RectifHyd outperforms the EIA-923 method when evaluated using 1970–2000 monthly observations, with the reservoir release proxy providing the largest and most robust improvement (Fig. 8). The reservoir release proxy achieves median KGE of 0.82, 90% confidence interval [0.26, 0.96], based on results for 132 plants. This compares to KGE of 0.42 [−0.19, 0.79] for the EIA-923 method applied to the same 132 plants. The downstream flow proxy achieves median KGE of 0.56 [−0.12, 0.84], based on results for 814 dams. This compares to KGE of 0.43 [−0.44, 0.80] for the EIA-923 method applied to the same plants.

Fig. 8
figure 8

KGE scores for monthly hydropower created for period 1970–2000, comparing EIA-923 imputation method against RectifHyd proxy for the reservoir release cases (132 plants) and downstream flow cases (814 plants).

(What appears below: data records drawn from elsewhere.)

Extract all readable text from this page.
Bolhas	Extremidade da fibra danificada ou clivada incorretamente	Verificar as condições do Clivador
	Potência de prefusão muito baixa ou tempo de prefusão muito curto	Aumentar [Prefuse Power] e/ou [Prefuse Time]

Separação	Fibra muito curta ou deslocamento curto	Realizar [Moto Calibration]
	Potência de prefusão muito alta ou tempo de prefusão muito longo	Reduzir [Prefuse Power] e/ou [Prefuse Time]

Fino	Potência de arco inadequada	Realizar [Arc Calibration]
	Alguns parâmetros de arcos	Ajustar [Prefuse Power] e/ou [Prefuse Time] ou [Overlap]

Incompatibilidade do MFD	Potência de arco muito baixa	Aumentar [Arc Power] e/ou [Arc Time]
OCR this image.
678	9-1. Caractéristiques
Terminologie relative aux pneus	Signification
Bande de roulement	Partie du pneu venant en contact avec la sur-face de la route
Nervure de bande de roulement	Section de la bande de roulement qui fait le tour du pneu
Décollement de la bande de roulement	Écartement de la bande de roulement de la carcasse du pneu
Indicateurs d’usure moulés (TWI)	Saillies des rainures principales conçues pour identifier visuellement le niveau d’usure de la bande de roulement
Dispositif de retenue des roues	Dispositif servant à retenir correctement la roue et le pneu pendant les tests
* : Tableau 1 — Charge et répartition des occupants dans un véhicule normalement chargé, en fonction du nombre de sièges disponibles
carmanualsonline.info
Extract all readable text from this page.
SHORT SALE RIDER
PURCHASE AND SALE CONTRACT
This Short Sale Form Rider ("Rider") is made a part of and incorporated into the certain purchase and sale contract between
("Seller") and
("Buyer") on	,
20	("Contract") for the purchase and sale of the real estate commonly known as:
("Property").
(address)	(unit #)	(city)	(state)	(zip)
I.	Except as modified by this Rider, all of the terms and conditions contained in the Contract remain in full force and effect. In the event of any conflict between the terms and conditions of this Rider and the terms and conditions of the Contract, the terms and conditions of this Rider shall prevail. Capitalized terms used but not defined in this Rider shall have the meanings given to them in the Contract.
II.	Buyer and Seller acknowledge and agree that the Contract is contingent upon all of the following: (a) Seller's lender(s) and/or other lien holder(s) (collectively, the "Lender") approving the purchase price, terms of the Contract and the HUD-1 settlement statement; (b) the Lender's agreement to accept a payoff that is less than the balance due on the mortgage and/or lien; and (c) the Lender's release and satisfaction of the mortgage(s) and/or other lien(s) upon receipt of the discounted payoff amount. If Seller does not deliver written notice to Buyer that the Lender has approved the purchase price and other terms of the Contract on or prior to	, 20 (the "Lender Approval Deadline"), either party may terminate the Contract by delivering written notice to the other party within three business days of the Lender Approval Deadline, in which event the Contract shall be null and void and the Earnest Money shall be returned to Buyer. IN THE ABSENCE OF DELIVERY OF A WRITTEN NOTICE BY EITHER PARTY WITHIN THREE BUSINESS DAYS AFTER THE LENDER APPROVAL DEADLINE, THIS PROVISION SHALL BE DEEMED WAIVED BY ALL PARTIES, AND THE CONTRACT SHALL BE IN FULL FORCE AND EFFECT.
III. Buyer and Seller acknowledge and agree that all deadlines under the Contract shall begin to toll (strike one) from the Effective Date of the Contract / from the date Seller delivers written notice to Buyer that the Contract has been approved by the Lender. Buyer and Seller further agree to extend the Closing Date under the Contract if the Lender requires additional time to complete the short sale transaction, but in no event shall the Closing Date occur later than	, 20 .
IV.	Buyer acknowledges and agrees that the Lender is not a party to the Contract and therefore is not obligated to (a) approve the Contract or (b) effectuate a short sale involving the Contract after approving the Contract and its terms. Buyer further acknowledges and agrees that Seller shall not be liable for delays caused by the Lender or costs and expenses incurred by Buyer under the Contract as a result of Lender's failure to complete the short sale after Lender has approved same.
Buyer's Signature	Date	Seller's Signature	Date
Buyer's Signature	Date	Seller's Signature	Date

The RectifHyd approach achieves robust performance improvement over EIA-923 for most census regions (Fig. 9). Largest and most robust performance improvements are found in regions with relatively few plants represented as well as regions where most plants can be associated with a reservoir release record to inform disaggregation of annual generation. RectifHyd does not outperform EIA-923 imputation method in the Pacific or New England census regions overall for the plants evaluated. These are regions featuring hundreds of hydropower facilities and, especially for New England, limited reservoir release data for a generation proxy. RectifHyd could perhaps be improved in these regions if a larger number of downstream flow gage information; one gage selected per HUC4 watershed may be insufficient in these regions to represent the large diversity of hydropower plants located across many and diverse rivers. Strong performance of reservoir release proxy in all regions shows how further collection of reservoir operations data could be employed to drastically improve the accuracy of available monthly hydropower generation data for the United States.

Fig. 9
figure 9

KGE scores for monthly hydropower created for period 1970–2000, for which observational data are available, comparing EIA-923 imputation method against RectifHyd for each census region.